Datasets generalisation questionnaire main results 19 questionnaires filled-in by 19 different DPs, replies analysed and results processed Need/opportunity to extend/modify the target data models, in order to better take into account local aspects Need/opportunity to extend/modify the source data models, in order to facilitate INSPIRE compliance
Datasets generalisation feedback (1/2) Some feedback about the need/opportunity to extend/modify the target data models, in order to better take into account local aspects: “The information contained in the source PS dataset site Protection Classification is divided to 20 values. In NATURE-SDIplus data model 7 values. It is difficult to select the suitable one” “We noticed that the Habitats and Biotopes target data Model doesn’t cover the whole information we have describing each habitats. Our information relates several habitats to one geographical feature and the target data model expects only the relation 1 – 1. Other ways, like duplicating geographical information could be taken into account but from our point of view is not the best solution in the future.” “Metadata: I would leave out Data quality - Thematic and temporal accuracy and Acquisition method. The latter because it can be described already in the lineage part. Data models: BGR: I would leave out the detailed class description parameters such as temperature, rainfall, etc… HB: Also here I would leave out a number of attribute such as elevation, activities and impacts, development Stage, monitoring Assessment.”

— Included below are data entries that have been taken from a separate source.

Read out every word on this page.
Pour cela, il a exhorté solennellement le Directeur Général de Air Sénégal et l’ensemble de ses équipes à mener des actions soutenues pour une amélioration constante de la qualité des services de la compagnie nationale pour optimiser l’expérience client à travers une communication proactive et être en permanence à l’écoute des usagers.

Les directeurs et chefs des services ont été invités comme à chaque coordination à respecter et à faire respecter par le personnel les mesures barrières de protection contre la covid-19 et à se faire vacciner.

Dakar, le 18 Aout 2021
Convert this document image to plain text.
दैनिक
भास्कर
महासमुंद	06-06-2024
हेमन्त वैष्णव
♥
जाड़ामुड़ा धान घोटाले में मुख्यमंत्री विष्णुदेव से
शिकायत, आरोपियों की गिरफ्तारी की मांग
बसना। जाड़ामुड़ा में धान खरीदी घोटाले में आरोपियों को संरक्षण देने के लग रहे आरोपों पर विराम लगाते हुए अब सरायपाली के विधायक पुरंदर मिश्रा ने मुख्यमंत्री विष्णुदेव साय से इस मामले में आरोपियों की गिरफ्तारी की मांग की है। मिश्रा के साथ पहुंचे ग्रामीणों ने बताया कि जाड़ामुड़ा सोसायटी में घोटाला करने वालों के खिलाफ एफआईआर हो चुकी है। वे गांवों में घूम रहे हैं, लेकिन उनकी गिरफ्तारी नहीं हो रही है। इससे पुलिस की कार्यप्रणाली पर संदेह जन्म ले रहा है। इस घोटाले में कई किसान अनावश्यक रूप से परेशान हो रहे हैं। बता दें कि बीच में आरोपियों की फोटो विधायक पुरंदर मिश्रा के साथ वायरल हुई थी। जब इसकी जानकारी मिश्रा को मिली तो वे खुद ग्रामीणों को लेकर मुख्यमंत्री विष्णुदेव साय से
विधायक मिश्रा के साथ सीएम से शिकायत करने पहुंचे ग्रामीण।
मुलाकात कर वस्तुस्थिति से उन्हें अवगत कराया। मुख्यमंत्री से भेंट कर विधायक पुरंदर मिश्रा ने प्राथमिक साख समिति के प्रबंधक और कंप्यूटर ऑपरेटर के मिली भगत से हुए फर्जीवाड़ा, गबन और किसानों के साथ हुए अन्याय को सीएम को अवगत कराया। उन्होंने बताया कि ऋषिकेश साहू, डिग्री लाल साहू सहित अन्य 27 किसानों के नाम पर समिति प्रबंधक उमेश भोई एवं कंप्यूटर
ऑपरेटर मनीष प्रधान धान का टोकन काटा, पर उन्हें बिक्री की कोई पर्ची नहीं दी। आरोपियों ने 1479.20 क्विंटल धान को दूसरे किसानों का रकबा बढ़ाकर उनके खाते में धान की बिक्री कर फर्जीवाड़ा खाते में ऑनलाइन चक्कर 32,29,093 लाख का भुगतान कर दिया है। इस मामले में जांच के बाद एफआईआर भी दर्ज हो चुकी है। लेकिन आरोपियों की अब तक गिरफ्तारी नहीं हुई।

Datasets generalisation feedback (2/2) Some feedback about the need/opportunity to extend/modify the source data models, in order to facilitate INSPIRE compliance: “Some source datasets are missing a lot of mandatory information to be INSPIRE compliant. The need to restructure the datasets into a database (and not a collection of flat files) is crucial for some data providers” “The information contained in the source dataset is not sufficient to populate the corresponding attributes of the target data model. E.g.: The attribute ‘MANAGPL’ of the source dataset contains, for some sites, information about the type of site management, whilst it should contain the URL or citation of a document describing the site management plans. Moreover, for other sites, the attribute contain references to many documents. “Our datasets are simple shapefiles with attributes.”